In summary, daily ranges of immune variables in type 1 diabetes patients were large and several immune populations and cytokines thought to be relevant to type 1 diabetes exhibited statistically significant circadian rhythmicity.

Biologically and clinically significant circadian peak–trough differences

On the basis of our circadian pattern analysis we observed that, in general, peaks and troughs occur near 09:00 and 01:00 hours. We then analysed the within-subject differences (01:00 vs 09:00 hours) in each of the cell populations measured in this study (Fig. 1f). We first observed that in several populations these approximate peak and trough values differ significantly statistically from zero (p<0.05), suggesting that circadian variation is not inconsequential fluctuation, but is indicative of true biologically significant changes (i.e. true change in mean population frequency) in cell population frequencies during the day.

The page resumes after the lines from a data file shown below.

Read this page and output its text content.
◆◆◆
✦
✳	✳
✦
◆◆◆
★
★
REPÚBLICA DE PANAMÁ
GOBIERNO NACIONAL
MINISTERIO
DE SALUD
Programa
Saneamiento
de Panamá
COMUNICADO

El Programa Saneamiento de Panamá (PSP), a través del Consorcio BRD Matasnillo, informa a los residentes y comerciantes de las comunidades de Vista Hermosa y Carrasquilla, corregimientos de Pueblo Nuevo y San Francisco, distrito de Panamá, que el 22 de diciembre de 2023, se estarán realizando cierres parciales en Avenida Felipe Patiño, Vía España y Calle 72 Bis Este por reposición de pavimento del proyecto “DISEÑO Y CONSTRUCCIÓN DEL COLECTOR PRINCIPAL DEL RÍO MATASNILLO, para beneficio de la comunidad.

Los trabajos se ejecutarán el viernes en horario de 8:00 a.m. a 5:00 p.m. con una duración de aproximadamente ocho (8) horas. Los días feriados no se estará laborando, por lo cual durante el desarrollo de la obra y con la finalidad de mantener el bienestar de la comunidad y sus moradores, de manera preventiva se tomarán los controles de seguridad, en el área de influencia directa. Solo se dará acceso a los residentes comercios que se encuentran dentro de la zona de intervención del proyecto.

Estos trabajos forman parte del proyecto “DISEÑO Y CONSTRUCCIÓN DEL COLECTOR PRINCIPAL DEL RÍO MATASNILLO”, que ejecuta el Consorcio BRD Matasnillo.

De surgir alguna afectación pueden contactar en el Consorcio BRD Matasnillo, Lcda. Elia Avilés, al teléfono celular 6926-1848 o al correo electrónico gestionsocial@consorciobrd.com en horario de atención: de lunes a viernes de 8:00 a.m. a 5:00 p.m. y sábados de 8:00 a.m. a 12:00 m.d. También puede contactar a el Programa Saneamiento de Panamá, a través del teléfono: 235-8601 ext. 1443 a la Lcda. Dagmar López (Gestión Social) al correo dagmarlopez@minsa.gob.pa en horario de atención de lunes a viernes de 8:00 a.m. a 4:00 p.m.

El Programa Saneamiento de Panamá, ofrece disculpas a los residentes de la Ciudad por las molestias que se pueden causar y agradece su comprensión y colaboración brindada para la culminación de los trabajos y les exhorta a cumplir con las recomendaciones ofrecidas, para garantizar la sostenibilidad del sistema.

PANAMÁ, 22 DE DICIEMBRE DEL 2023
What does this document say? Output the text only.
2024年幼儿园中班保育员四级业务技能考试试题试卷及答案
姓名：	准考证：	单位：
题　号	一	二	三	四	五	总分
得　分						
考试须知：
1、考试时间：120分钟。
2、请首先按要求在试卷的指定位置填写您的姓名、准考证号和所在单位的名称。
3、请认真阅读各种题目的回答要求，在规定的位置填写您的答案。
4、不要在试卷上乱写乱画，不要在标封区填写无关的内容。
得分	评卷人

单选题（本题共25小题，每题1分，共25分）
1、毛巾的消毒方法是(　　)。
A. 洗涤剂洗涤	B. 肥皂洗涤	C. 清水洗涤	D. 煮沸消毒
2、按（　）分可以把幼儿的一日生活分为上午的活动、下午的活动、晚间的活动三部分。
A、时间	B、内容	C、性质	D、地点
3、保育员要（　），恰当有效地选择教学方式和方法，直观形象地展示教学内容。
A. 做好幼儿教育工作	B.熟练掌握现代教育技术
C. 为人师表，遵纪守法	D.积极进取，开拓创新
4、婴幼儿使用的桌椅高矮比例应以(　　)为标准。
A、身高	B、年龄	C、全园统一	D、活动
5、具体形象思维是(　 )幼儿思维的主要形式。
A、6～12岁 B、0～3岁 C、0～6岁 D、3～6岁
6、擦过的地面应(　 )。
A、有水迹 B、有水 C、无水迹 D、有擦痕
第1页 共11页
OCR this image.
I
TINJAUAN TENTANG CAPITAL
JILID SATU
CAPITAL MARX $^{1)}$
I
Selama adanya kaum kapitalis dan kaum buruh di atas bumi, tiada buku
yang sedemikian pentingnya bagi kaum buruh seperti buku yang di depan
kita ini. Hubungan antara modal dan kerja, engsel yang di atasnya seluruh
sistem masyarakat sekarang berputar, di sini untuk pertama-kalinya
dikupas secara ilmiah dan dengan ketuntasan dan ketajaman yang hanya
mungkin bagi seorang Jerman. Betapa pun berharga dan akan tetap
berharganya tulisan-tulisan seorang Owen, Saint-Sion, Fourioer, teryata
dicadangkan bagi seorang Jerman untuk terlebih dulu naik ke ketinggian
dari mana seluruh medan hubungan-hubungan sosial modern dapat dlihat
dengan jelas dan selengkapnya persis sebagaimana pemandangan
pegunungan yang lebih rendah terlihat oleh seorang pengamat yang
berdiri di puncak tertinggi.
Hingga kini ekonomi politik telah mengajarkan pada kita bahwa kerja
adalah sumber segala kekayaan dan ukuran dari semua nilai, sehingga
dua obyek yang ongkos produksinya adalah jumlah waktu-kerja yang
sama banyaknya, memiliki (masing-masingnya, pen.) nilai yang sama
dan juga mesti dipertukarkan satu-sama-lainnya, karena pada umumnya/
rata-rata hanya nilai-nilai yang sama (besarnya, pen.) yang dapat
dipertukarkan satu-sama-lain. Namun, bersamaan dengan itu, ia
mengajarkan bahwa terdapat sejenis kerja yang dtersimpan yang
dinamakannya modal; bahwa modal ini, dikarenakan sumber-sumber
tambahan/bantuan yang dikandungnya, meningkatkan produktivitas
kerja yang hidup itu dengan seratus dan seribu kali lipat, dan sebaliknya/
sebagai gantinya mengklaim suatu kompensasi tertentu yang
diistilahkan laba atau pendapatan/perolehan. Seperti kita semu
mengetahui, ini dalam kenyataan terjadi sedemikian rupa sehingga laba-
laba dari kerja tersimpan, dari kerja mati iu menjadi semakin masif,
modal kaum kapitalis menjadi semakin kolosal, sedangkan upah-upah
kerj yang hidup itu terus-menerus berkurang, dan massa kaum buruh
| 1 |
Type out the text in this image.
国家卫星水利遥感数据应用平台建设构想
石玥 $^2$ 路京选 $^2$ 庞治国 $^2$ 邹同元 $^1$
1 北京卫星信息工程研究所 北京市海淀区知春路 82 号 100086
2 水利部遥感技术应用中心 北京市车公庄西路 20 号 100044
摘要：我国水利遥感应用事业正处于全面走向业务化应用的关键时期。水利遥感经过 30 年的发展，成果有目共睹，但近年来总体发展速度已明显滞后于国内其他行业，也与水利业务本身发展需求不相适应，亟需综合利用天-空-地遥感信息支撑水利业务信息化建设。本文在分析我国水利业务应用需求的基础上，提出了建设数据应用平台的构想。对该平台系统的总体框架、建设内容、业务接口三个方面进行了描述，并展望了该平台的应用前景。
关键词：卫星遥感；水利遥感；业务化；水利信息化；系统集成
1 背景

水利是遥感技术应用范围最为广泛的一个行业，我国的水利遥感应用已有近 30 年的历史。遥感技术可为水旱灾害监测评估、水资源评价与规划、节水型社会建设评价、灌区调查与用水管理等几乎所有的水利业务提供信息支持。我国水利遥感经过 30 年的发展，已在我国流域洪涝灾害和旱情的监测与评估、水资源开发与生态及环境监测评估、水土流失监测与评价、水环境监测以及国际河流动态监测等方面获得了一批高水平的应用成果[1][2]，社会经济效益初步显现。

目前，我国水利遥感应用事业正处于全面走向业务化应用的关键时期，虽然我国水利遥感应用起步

Second, we observed that some of the differences are of a magnitude that is considered clinically significant as well. For example, Herold and colleagues [30] found that a reduction as small as 1.7% in baseline CD8 effector memory populations discriminated participants treated with teplizumab (anti-CD3mAb) who subsequently ‘responded’ (preserved beta cell function) from those who did not, although they were also given the active treatment. As can be observed from Fig. 1f, CD8 effector memory and several other immune populations had peak–trough differences of this magnitude or larger. Thus, circadian variation can also be of a clinically significant magnitude.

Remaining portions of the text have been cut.